The story of the conquest of diabetes.
In roughly chronological order, Cooper and Ainsberg weave together the stories of the doctor who ran the first clinic for patients with diabetes, the scientists who first isolated insulin, a young woman among the first to receive the new drug and the research director of the pharmaceutical company that launched its production. The authors focus in turn on Dr. Frederick Allen, whose starvation diet could prolong patients’ lives but not save them; Frederick Banting, the insightful and persistent scientist whose work with the pancreases of dogs isolated insulin; Elizabeth Hughes, daughter of politician Charles Evans Hughes, whose influence enabled her to become one of the first diabetics to be saved by insulin; and George Clowes of Eli Lilly, who immediately saw insulin’s potential and figured out how to produce it commercially. Where research did not provide the necessary dialogue or even the dramatic incidents the authors needed, they have invented their own to enhance the narrative.

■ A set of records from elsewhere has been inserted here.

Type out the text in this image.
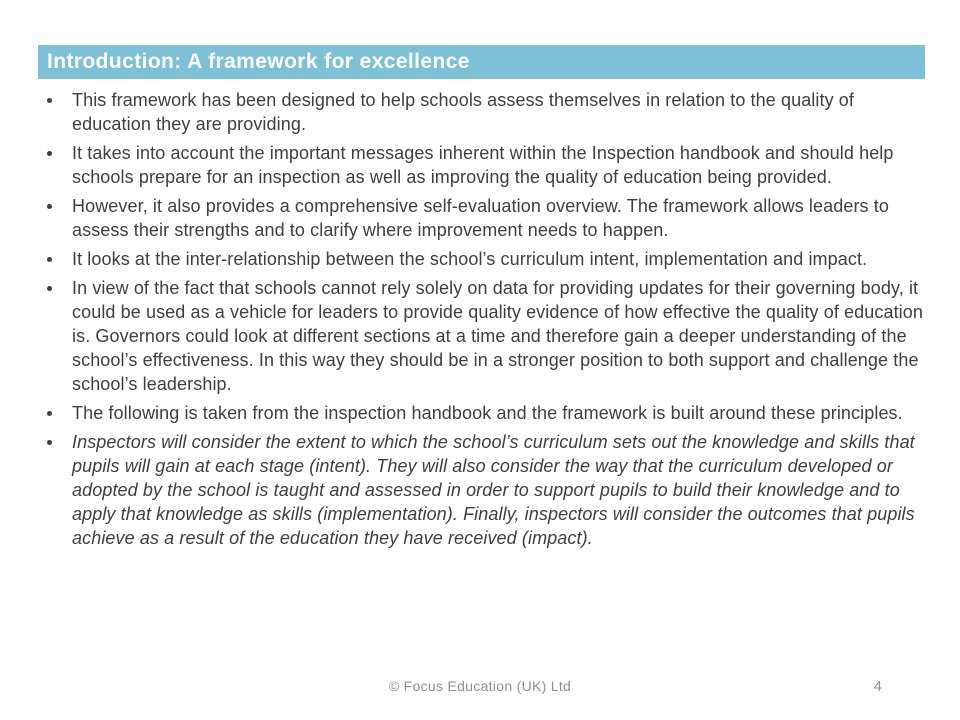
Introduction: A framework for excellence
This framework has been designed to help schools assess themselves in relation to the quality of education they are providing.
It takes into account the important messages inherent within the Inspection handbook and should help schools prepare for an inspection as well as improving the quality of education being provided.
However, it also provides a comprehensive self-evaluation overview. The framework allows leaders to assess their strengths and to clarify where improvement needs to happen.
It looks at the inter-relationship between the school’s curriculum intent, implementation and impact.
In view of the fact that schools cannot rely solely on data for providing updates for their governing body, it could be used as a vehicle for leaders to provide quality evidence of how effective the quality of education is. Governors could look at different sections at a time and therefore gain a deeper understanding of the school’s effectiveness. In this way they should be in a stronger position to both support and challenge the school’s leadership.
The following is taken from the inspection handbook and the framework is built around these principles.
Inspectors will consider the extent to which the school’s curriculum sets out the knowledge and skills that pupils will gain at each stage (intent). They will also consider the way that the curriculum developed or adopted by the school is taught and assessed in order to support pupils to build their knowledge and to apply that knowledge as skills (implementation). Finally, inspectors will consider the outcomes that pupils achieve as a result of the education they have received (impact).
© Focus Education (UK) Ltd	4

The result is a work that sometimes reads like a novel, with the characters brought to life through their thoughts, remarks and physical gestures. The irascible Banting, whose hardships, jealousies and struggles with his colleagues seem endless, is perhaps the most fascinating. Young Elizabeth, seen primarily through excerpts from her letters, is a less-realized character than her parents. The authors seem especially intrigued by Elizabeth, however, puzzling over her later refusal to admit to having diabetes and her failure to include diabetes research in her philanthropic efforts. Caroline Cox’s The Fight To Survive: A Young Girl’s Struggle with Diabetes and the Discovery of Insulin (2009) offers a fuller profile of her but a briefer account of the insulin story.
A readable tale of medical achievement.